Firms that charge big fees for helping with loan modifications are just the latest potential trap for people facing foreclosure. In recent years, many distressed borrowers have fallen for "foreclosure rescue" schemes in which firms or individuals promise to help them avoid foreclosure through arrangements that involve transferring the title of their home to the supposed rescuers.

Rather than solving the problem, the deals typically resulted in the rescuer stripping the remaining equity in the home. As many of today's troubled borrowers have little or no equity remaining in their homes, fee-based loan-modification schemes have eclipsed foreclosure-rescue ones, says Mark Kaufman, Maryland's deputy commissioner of financial regulation.

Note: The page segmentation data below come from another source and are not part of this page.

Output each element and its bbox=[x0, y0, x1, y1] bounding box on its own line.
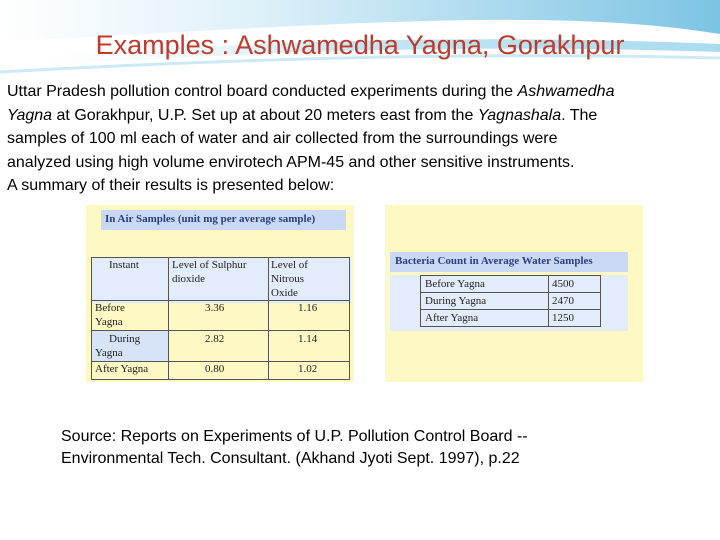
air-header-so2-line2: dioxide bbox=[172, 273, 205, 285]
air-header-no-line3: Oxide bbox=[271, 287, 298, 299]
source-line-2: Environmental Tech. Consultant. (Akhand Jyoti Sept. 1997), p.22 bbox=[61, 450, 520, 467]
air-row-after-label: After Yagna bbox=[95, 363, 149, 375]
air-header-so2-line1: Level of Sulphur bbox=[172, 259, 247, 271]
source-line-1: Source: Reports on Experiments of U.P. Pollution Control Board -- bbox=[61, 428, 528, 445]
intro-line-3: samples of 100 ml each of water and air collected from the surroundings were bbox=[7, 130, 558, 147]
water-row-after-value: 1250 bbox=[552, 312, 574, 324]
air-header-no-line2: Nitrous bbox=[271, 273, 304, 285]
water-row-during-label: During Yagna bbox=[425, 295, 487, 307]
water-samples-table-image bbox=[385, 205, 643, 382]
air-row-during-label-2: Yagna bbox=[95, 347, 123, 359]
air-row-after-no: 1.02 bbox=[298, 363, 318, 375]
intro-line-5: A summary of their results is presented below: bbox=[7, 177, 335, 194]
air-row-before-so2: 3.36 bbox=[205, 302, 225, 314]
air-row-during-no: 1.14 bbox=[298, 333, 318, 345]
air-row-before-label-1: Before bbox=[95, 302, 125, 314]
water-row-before-label: Before Yagna bbox=[425, 278, 485, 290]
air-header-instant: Instant bbox=[109, 259, 139, 271]
intro-line-2: Yagna at Gorakhpur, U.P. Set up at about 20 meters east from the Yagnashala. The bbox=[7, 106, 598, 124]
water-row-during-value: 2470 bbox=[552, 295, 574, 307]
intro-paragraph bbox=[7, 80, 713, 198]
air-row-during-so2: 2.82 bbox=[205, 333, 225, 345]
air-header-no-line1: Level of bbox=[271, 259, 308, 271]
intro-line-4: analyzed using high volume envirotech APM-45 and other sensitive instruments. bbox=[7, 153, 575, 171]
air-samples-table-image bbox=[86, 205, 354, 382]
water-row-before-value: 4500 bbox=[552, 278, 574, 290]
intro-line-1: Uttar Pradesh pollution control board conducted experiments during the Ashwamedha bbox=[7, 83, 615, 100]
air-row-during-label-1: During bbox=[109, 333, 141, 345]
air-table-caption: In Air Samples (unit mg per average sample) bbox=[105, 213, 316, 225]
air-row-before-label-2: Yagna bbox=[95, 316, 123, 328]
source-citation bbox=[61, 426, 621, 470]
slide-title: Examples : Ashwamedha Yagna, Gorakhpur bbox=[95, 30, 625, 60]
air-row-after-so2: 0.80 bbox=[205, 363, 225, 375]
water-table-grid bbox=[385, 205, 643, 382]
water-table-caption: Bacteria Count in Average Water Samples bbox=[395, 255, 593, 267]
air-row-before-no: 1.16 bbox=[298, 302, 318, 314]
water-row-after-label: After Yagna bbox=[425, 312, 479, 324]
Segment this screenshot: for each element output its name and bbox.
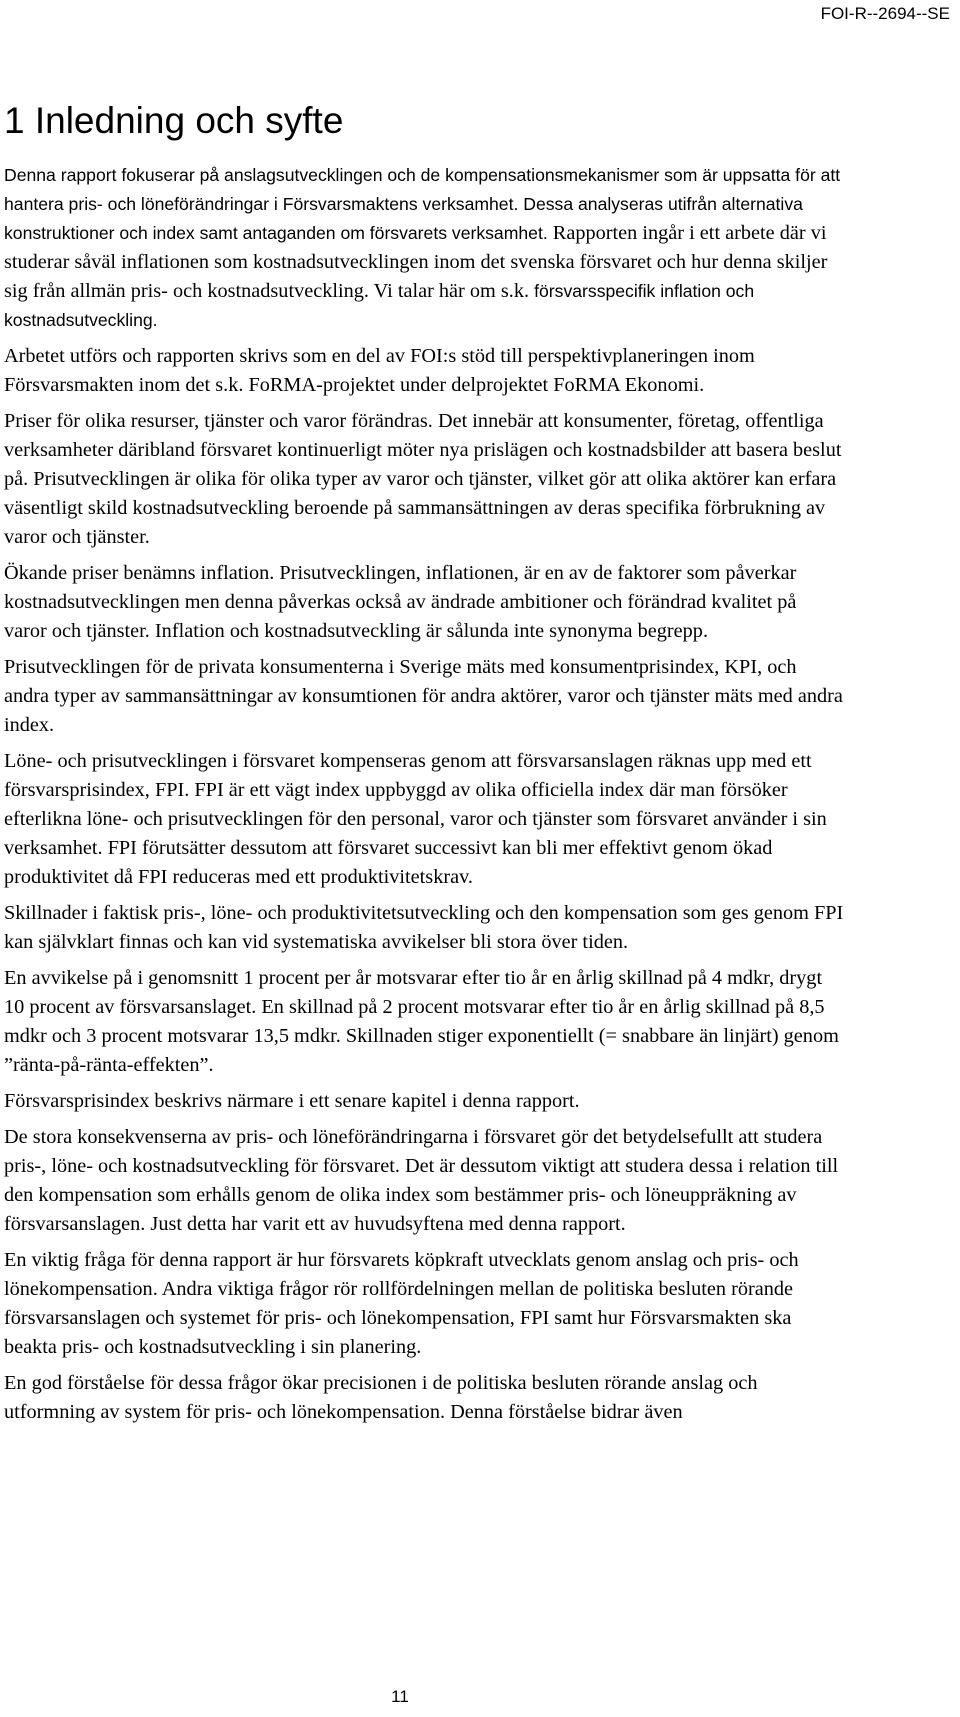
paragraph-understanding: En god förståelse för dessa frågor ökar precisionen i de politiska besluten rörande anslag och utformning av system för pris- och lönekompensation. Denna förståelse bidrar även bbox=[4, 1372, 758, 1423]
section-heading: 1 Inledning och syfte bbox=[4, 100, 344, 141]
paragraph-intro-part-4: kostnadsutveckling. bbox=[4, 310, 158, 330]
paragraph-intro-part-3: försvarsspecifik inflation och bbox=[534, 281, 755, 301]
paragraph-intro-part-1: Denna rapport fokuserar på anslagsutvecklingen och de kompensationsmekanismer som är uppsatta för att hantera pris- och löneförändringar i Försvarsmaktens verksamhet. Dessa analyseras utifrån alternativa konstruktioner och index samt antaganden om försvarets verksamhet. bbox=[4, 165, 841, 243]
paragraph-intro-part-2: Rapporten ingår i ett arbete där vi studerar såväl inflationen som kostnadsutvecklingen inom det svenska försvaret och hur denna skiljer sig från allmän pris- och kostnadsutveckling. Vi talar här om s.k. bbox=[4, 222, 828, 302]
paragraph-intro bbox=[4, 161, 844, 335]
body-text bbox=[4, 161, 844, 1434]
paragraph-inflation: Ökande priser benämns inflation. Prisutvecklingen, inflationen, är en av de faktorer som påverkar kostnadsutvecklingen men denna påverkas också av ändrade ambitioner och förändrad kvalitet på varor och tjänster. Inflation och kostnadsutveckling är sålunda inte synonyma begrepp. bbox=[4, 562, 797, 642]
paragraph-differences: Skillnader i faktisk pris-, löne- och produktivitetsutveckling och den kompensation som ges genom FPI kan självklart finnas och kan vid systematiska avvikelser bli stora över tiden. bbox=[4, 902, 844, 953]
paragraph-prices: Priser för olika resurser, tjänster och varor förändras. Det innebär att konsumenter, företag, offentliga verksamheter däribland försvaret kontinuerligt möter nya prislägen och kostnadsbilder att basera beslut på. Prisutvecklingen är olika för olika typer av varor och tjänster, vilket gör att olika aktörer kan erfara väsentligt skild kostnadsutveckling beroende på sammansättningen av deras specifika förbrukning av varor och tjänster. bbox=[4, 410, 842, 548]
page-number: 11 bbox=[391, 1687, 409, 1706]
paragraph-questions: En viktig fråga för denna rapport är hur försvarets köpkraft utvecklats genom anslag och pris- och lönekompensation. Andra viktiga frågor rör rollfördelningen mellan de politiska besluten rörande försvarsanslagen och systemet för pris- och lönekompensation, FPI samt hur Försvarsmakten ska beakta pris- och kostnadsutveckling i sin planering. bbox=[4, 1249, 799, 1358]
paragraph-kpi: Prisutvecklingen för de privata konsumenterna i Sverige mäts med konsumentprisindex, KPI, och andra typer av sammansättningar av konsumtionen för andra aktörer, varor och tjänster mäts med andra index. bbox=[4, 656, 843, 736]
report-code: FOI-R--2694--SE bbox=[820, 4, 950, 23]
paragraph-forma: Arbetet utförs och rapporten skrivs som en del av FOI:s stöd till perspektivplaneringen inom Försvarsmakten inom det s.k. FoRMA-projektet under delprojektet FoRMA Ekonomi. bbox=[4, 345, 755, 396]
paragraph-fpi-reference: Försvarsprisindex beskrivs närmare i ett senare kapitel i denna rapport. bbox=[4, 1090, 580, 1112]
paragraph-consequences: De stora konsekvenserna av pris- och löneförändringarna i försvaret gör det betydelsefullt att studera pris-, löne- och kostnadsutveckling för försvaret. Det är dessutom viktigt att studera dessa i relation till den kompensation som erhålls genom de olika index som bestämmer pris- och löneuppräkning av försvarsanslagen. Just detta har varit ett av huvudsyftena med denna rapport. bbox=[4, 1126, 839, 1235]
paragraph-deviation: En avvikelse på i genomsnitt 1 procent per år motsvarar efter tio år en årlig skillnad på 4 mdkr, drygt 10 procent av försvarsanslaget. En skillnad på 2 procent motsvarar efter tio år en årlig skillnad på 8,5 mdkr och 3 procent motsvarar 13,5 mdkr. Skillnaden stiger exponentiellt (= snabbare än linjärt) genom ”ränta-på-ränta-effekten”. bbox=[4, 967, 839, 1076]
paragraph-fpi: Löne- och prisutvecklingen i försvaret kompenseras genom att försvarsanslagen räknas upp med ett försvarsprisindex, FPI. FPI är ett vägt index uppbyggd av olika officiella index där man försöker efterlikna löne- och prisutvecklingen för den personal, varor och tjänster som försvaret använder i sin verksamhet. FPI förutsätter dessutom att försvaret successivt kan bli mer effektivt genom ökad produktivitet då FPI reduceras med ett produktivitetskrav. bbox=[4, 750, 827, 888]
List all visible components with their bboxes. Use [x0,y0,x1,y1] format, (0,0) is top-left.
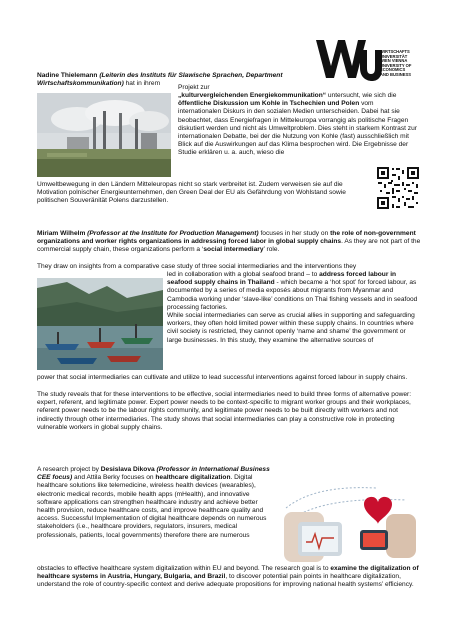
logo-line: AND BUSINESS [380,71,411,77]
logo-line: WIEN VIENNA [380,58,408,64]
section2-text: ’ role. [263,246,280,254]
section2-bold1: the role of non-government organizations and worker rights organizations in addressing forced labor in global supply chains [37,230,416,246]
section1-bold-phrase: öffentliche Diskussion um Kohle in Tschechien und Polen [178,100,360,108]
section3-text: obstacles to effective healthcare system digitalization within EU and beyond. The research goal is to [37,565,331,572]
wu-logo-text [380,50,411,78]
section3-body [37,466,273,540]
section2-full-b: The study reveals that for these interventions to be effective, social intermediaries need to build three forms of alternative power: expert, referent, and legitimate power. Expert power needs to be context-specific to migrant worker groups and their workplaces, referent power needs to be the labour rights community, and legitimate power needs to be built directly with workers and not indirectly through other intermediaries. The study shows that social intermediaries can play a constructive role in protecting vulnerable workers in global supply chains. [37,391,412,431]
project-title: „kulturvergleichenden Energiekommunikation“ [178,92,327,99]
logo-line: WIRTSCHAFTS [380,49,410,54]
section2-right-bold: address forced labour in seafood supply chains in Thailand [167,271,397,287]
section2-text: led in collaboration with a global seafood brand – to [167,271,320,278]
section1-body [178,92,418,158]
section1-text: untersucht, wie sich die [326,92,397,99]
section3-full-bold: examine the digitalization of healthcare systems in Austria, Hungary, Bulgaria, and Brazil [37,565,419,581]
section2-text: - which became a ‘hot spot’ for forced labour, as documented by a series of media exposés about migrants from Myanmar and Cambodia working under ‘slave-like’ conditions on Thai fishing vessels and in seafood processing factories. [167,279,418,311]
section2-line: They draw on insights from a comparative case study of three social intermediaries and the interventions they [37,263,357,270]
section2-right-column [167,271,421,345]
section2-intro [37,230,421,255]
section2-bold2: social intermediary [203,246,264,254]
section3-text: and Attila Berky focuses on [72,474,156,482]
wu-logo [314,38,422,94]
logo-line: ECONOMICS [380,67,406,73]
qr-code [376,166,420,210]
section2-text: focuses in her study on [258,230,331,237]
section2-text: . As they are not part of the commercial supply chain, these organizations perform a ‘ [37,238,421,254]
power-plant-photo [37,93,171,177]
section1-author-role: (Leiterin des Instituts für Slawische Sprachen, Department Wirtschaftskommunikation) [37,72,283,88]
digital-health-photo [276,472,422,568]
section1-text: vom internationalen Diskurs in den sozialen Medien unterscheiden. Dabei hat sie beobachtet, dass Energiefragen in Mitteleuropa vorrangig als politische Fragen diskutiert werden und nicht als Umweltproblem. Dies steht in starkem Kontrast zur internationalen Debatte, bei der die Nutzung von Kohle (fast) ausschließlich mit Blick auf die Auswirkungen auf das Klima besprochen wird. Die Ergebnisse der Studie erklären u. a. auch, wieso die [178,100,417,157]
logo-line: UNIVERSITY OF [380,62,412,68]
section2-author-role: (Professor at the Institute for Production Management) [87,230,259,237]
section1-intro: hat in ihrem [123,80,161,88]
section3-bold-topic: healthcare digitalization [155,474,231,482]
wu-logo-mark [314,38,382,82]
section1-author: Nadine Thielemann [37,72,98,79]
section2-author: Miriam Wilhelm [37,230,86,237]
section1-line: Projekt zur [178,84,210,91]
fishing-boats-photo [37,278,163,370]
section3-text: . Digital healthcare solutions like telemedicine, wireless health devices (wearables), electronic medical records, mobile health apps (mHealth), and innovative software applications can strengthen healthcare industry and achieve better health provision, reduce healthcare costs, and improve healthcare quality and access. Successful Implementation of digital healthcare depends on numerous stakeholders (i.e., healthcare providers, regulators, insurers, medical professionals, patients, local governments) therefore there are numerous [37,474,267,539]
section3-full-width [37,565,421,590]
section3-text: A research project by [37,466,101,473]
section2-full-a: power that social intermediaries can cultivate and utilize to lead successful interventions against forced labour in supply chains. [37,374,408,381]
section3-author-role: (Professor in International Business CEE focus) [37,466,270,482]
section1-full-width: Umweltbewegung in den Ländern Mitteleuropas nicht so stark verbreitet ist. Zudem verweisen sie auf die Motivation polnischer Energieunternehmen, den Green Deal der EU als Gefährdung von Wohlstand sowie politischen Souveränität Polens darzustellen. [37,181,346,205]
section3-text: , to discover potential pain points in healthcare digitalization, understand the role of country-specific context and derive adequate propositions for improving national health systems’ efficiency. [37,573,414,589]
section3-author: Desislava Dikova [100,466,155,473]
logo-line: UNIVERSITÄT [380,53,408,59]
section2-text: While social intermediaries can serve as crucial allies in supporting and safeguarding workers, they often hold limited power within these supply chains. In countries where civil society is restricted, they cannot openly ‘name and shame’ the government or large businesses. In this study, they examine the alternative sources of [167,312,415,344]
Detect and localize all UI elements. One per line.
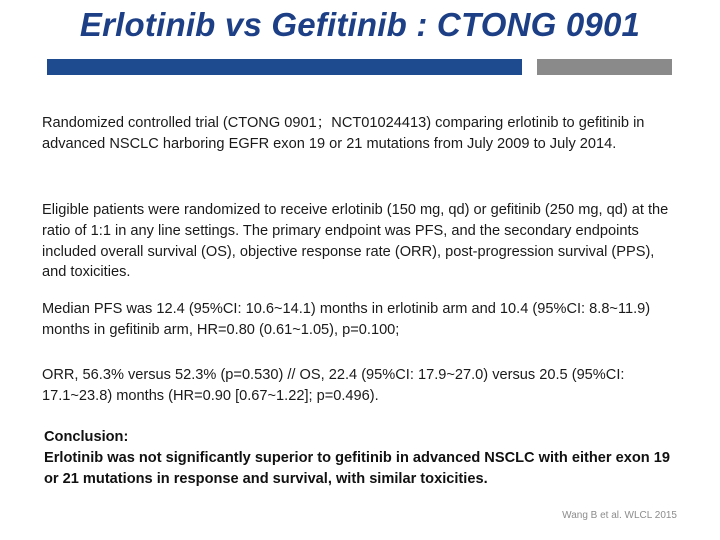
conclusion-heading: Conclusion: — [44, 429, 129, 445]
conclusion-block — [44, 427, 684, 490]
slide-title: Erlotinib vs Gefitinib : CTONG 0901 — [79, 6, 641, 43]
pfs-results-paragraph: Median PFS was 12.4 (95%CI: 10.6~14.1) months in erlotinib arm and 10.4 (95%CI: 8.8~11.9) months in gefitinib arm, HR=0.80 (0.61~1.05), p=0.100; — [42, 301, 651, 338]
study-design-paragraph: Randomized controlled trial (CTONG 0901；NCT01024413) comparing erlotinib to gefitinib in advanced NSCLC harboring EGFR exon 19 or 21 mutations from July 2009 to July 2014. — [42, 115, 645, 152]
title-underline-bar-secondary — [537, 59, 672, 75]
citation-footer: Wang B et al. WLCL 2015 — [562, 510, 677, 521]
conclusion-text: Erlotinib was not significantly superior to gefitinib in advanced NSCLC with either exon 19 or 21 mutations in response and survival, with similar toxicities. — [44, 450, 670, 487]
eligibility-endpoints-paragraph: Eligible patients were randomized to receive erlotinib (150 mg, qd) or gefitinib (250 mg, qd) at the ratio of 1:1 in any line settings. The primary endpoint was PFS, and the secondary endpoints included overall survival (OS), objective response rate (ORR), post-progression survival (PPS), and toxicities. — [42, 202, 669, 281]
orr-os-results-paragraph: ORR, 56.3% versus 52.3% (p=0.530) // OS, 22.4 (95%CI: 17.9~27.0) versus 20.5 (95%CI: 17.1~23.8) months (HR=0.90 [0.67~1.22]; p=0.496). — [42, 367, 625, 404]
title-underline-bar-primary — [47, 59, 522, 75]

The Federal Reserve and the Federal Trade Commission have published warnings about what they call "foreclosure scams." State attorneys general also are issuing warnings and in some cases prosecuting firms alleged to have cheated borrowers. U.S. Sen. Herb Kohl, a Wisconsin Democrat, has introduced legislation that would bar "foreclosure consultants" from collecting fees before they complete promised services. Some states, including California, Maryland, Iowa and Florida, already have laws with restrictions on upfront fees for these services.